Allegations and litigation continue to dog Los Angeles County Sheriff Lee Baca, who has acknowledged being out of touch about problems in his jails and failing to reform his massive department that oversees the largest county jail system in the nation.
Bad news in the past week has come from his own brass, his chief critics and a photo that surfaced in an unrelated federal investigation – all serving to sully the reputation of the popular four-term sheriff, who enjoys the limelight and is flown around the world at the invitation of others to talk about policing tactics.
“We could call for his resignation daily, but it’s not going to do any good,” said Peter Eliasberg, the ACLU Southern California legal director, who called for Baca to step down late last year. “If he stays on, he’s got to fix these problems.
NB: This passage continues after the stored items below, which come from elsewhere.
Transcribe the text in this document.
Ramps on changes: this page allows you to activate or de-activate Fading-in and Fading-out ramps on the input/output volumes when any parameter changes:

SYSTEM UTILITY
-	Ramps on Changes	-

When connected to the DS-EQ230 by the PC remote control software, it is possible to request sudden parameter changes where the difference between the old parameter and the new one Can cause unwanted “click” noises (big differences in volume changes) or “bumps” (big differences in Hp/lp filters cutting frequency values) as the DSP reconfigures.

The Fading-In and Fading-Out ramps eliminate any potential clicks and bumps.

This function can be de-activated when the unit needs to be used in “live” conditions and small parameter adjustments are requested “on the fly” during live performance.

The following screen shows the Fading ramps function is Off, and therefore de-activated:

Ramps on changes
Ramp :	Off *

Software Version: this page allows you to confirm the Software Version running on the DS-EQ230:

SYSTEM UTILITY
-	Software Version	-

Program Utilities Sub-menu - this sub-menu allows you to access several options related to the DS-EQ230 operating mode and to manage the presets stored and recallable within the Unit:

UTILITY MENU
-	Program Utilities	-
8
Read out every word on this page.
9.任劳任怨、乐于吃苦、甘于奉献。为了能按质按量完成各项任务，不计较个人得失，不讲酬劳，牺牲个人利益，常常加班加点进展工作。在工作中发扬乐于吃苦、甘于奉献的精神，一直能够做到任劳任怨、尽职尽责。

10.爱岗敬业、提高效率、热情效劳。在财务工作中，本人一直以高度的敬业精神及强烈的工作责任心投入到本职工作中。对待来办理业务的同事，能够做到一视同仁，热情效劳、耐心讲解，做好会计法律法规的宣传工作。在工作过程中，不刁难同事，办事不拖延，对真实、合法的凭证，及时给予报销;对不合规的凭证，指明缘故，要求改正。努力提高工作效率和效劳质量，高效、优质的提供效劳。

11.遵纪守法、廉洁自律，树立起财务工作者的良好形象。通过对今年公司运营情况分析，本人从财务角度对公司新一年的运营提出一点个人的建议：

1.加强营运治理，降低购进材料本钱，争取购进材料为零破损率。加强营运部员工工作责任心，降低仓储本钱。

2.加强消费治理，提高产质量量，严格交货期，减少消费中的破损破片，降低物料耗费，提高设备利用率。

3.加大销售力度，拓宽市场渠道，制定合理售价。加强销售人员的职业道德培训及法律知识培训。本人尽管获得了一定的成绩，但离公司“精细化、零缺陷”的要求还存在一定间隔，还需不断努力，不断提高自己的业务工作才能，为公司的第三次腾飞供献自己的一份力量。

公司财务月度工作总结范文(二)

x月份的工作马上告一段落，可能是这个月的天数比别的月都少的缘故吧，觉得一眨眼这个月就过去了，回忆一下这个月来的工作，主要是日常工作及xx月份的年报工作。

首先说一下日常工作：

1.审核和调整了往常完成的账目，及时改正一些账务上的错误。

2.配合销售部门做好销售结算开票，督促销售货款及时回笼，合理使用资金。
There are some glimmers of hope, but it’s far from what we’d like to see.”
The American Civil Liberties Union, a constant critic of the sheriff and a court-appointed monitor of jail conditions, sued Tuesday alleging that inmates charged with assaulting deputies have been unable to get evidence that could help exonerate them.
At the core of the problems facing the department is how its deputies treat some of the estimated 15,000 inmates in county jails. The ACLU has filed another lawsuit accusing Baca and some other department officials of condoning violence against inmates.
Last year the civil rights group released a report that documented more than 70 cases of alleged abuse and other misconduct by deputies, many of which occurred at Men’s Central Jail. The FBI has launched its own investigation and asked for internal department records dealing with inmate abuse.
On July 6, Capt. Michael Bornman testified before a county commission looking into deputy abuse in the jails that the former head of the jail, Capt. Daniel Cruz, resisted efforts to investigate employees who were accused of excessive force. Bornman described a culture of brutality where Cruz allegedly joked about not hitting inmates in their face so marks wouldn’t be visible. Cruz has denied the accusations.